I am trying to replicate “simclr/eval.py at main · larsh0103/simclr · GitHub” with my LSTM model in place of resnet in simCLR() function. Now when I save my simclr()model and try to test my dataset using Linear head model, it gives me the error.
In LinearHeadModel, I am trying to use the layers of simclr model by creating its object.
I simply want to compute my accuracy with or without linear head. How should I modify my LinearHeadModel for testing

Thanks a lot for your earlier replies.
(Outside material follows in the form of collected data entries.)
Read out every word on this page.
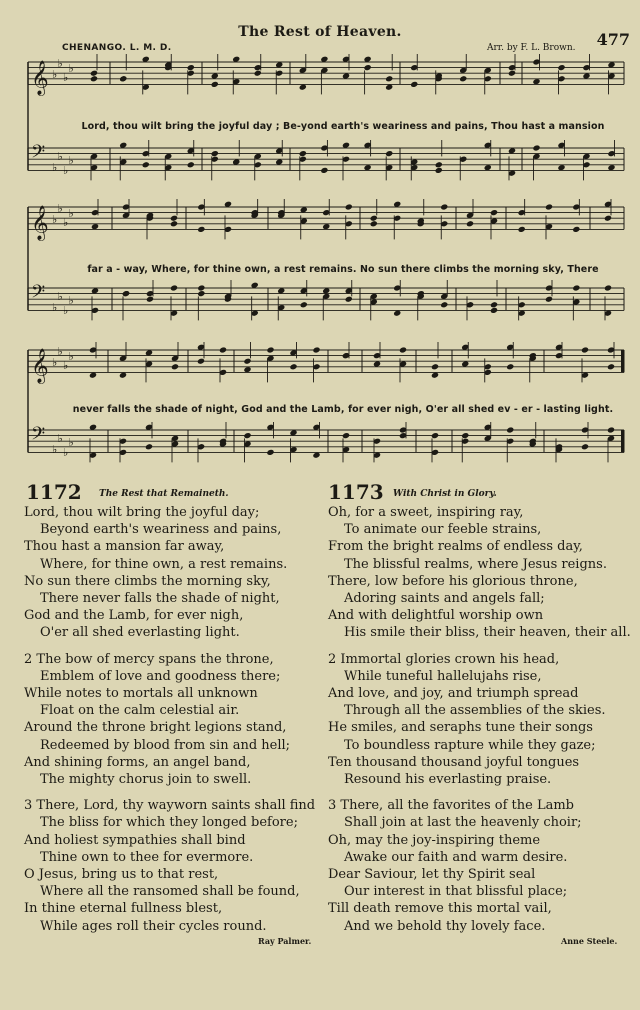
The Rest of Heaven.	477
CHENANGO. L. M. D.	Arr. by F. L. Brown.
𝄞 ♭
♭
♭
♭
𝄢
♭
♭
♭
♭
𝄞 ♭
♭
♭
♭
𝄢
♭
♭
♭
♭
𝄞 ♭
♭
♭
♭
𝄢
♭
♭
♭
♭
Lord, thou wilt bring the joyful day ; Be-yond earth's weariness and pains, Thou hast a mansion
far a - way, Where, for thine own, a rest remains. No sun there climbs the morning sky, There
never falls the shade of night, God and the Lamb, for ever nigh, O'er all shed ev - er - lasting light.
1172 The Rest that Remaineth.
Lord, thou wilt bring the joyful day;
Beyond earth's weariness and pains,
Thou hast a mansion far away,
Where, for thine own, a rest remains.
No sun there climbs the morning sky,
There never falls the shade of night,
God and the Lamb, for ever nigh,
O'er all shed everlasting light.
2 The bow of mercy spans the throne,
Emblem of love and goodness there;
While notes to mortals all unknown
Float on the calm celestial air.
Around the throne bright legions stand,
Redeemed by blood from sin and hell;
And shining forms, an angel band,
The mighty chorus join to swell.
3 There, Lord, thy wayworn saints shall find
The bliss for which they longed before;
And holiest sympathies shall bind
Thine own to thee for evermore.
O Jesus, bring us to that rest,
Where all the ransomed shall be found,
In thine eternal fullness blest,
While ages roll their cycles round.
Ray Palmer.
1173 With Christ in Glory.
Oh, for a sweet, inspiring ray,
To animate our feeble strains,
From the bright realms of endless day,
The blissful realms, where Jesus reigns.
There, low before his glorious throne,
Adoring saints and angels fall;
And with delightful worship own
His smile their bliss, their heaven, their all.
2 Immortal glories crown his head,
While tuneful hallelujahs rise,
And love, and joy, and triumph spread
Through all the assemblies of the skies.
He smiles, and seraphs tune their songs
To boundless rapture while they gaze;
Ten thousand thousand joyful tongues
Resound his everlasting praise.
3 There, all the favorites of the Lamb
Shall join at last the heavenly choir;
Oh, may the joy-inspiring theme
Awake our faith and warm desire.
Dear Saviour, let thy Spirit seal
Our interest in that blissful place;
Till death remove this mortal vail,
And we behold thy lovely face.
Anne Steele.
How should I call self.f and self. g from simCLR()method in Linear head model such that they are accessible in linear head with the help of object created in Linear Head as right now they are inaccessible.

In the original code:

class LinearHeadModel(nn.Module):
    def __init__(self, simclr_model_dict,num_classes=10):
        super(LinearHeadModel,self).__init__()
        self.num_classes=num_classes
        self.device = self._get_device()
        if simclr_model_dict:
            print("loading feature extractor")
            smclr = SimCLR(out_dim=128)
            smclr.load_state_dict(torch.load(simclr_model_dict, map_location=torch.device(self.device)))
            self.features = smclr.f

            # ## Freeze feature extractor
            # for param in self.features.parameters():
            #     param.requires_grad = False
            

            self.g = nn.Sequential(nn.Linear(512, out_features=self.num_classes, bias=True))

    def _get_device(self):
        device = "cuda" if torch.cuda.is_available() else "cpu"
        print("Running on:", device)
        return device    

    def forward(self,x):
        h = self.features(x)
        out = self.g(h)
        return 

LinearHeadModel initializes self.features as smclr.f so make sure you are also assigning the corresponding attriibute to it. It can be smclr.f or any other attribute name since you’ve changes the SimCLR model.
Later self.g is initialized with a new Linear layer so you might want to just do the same.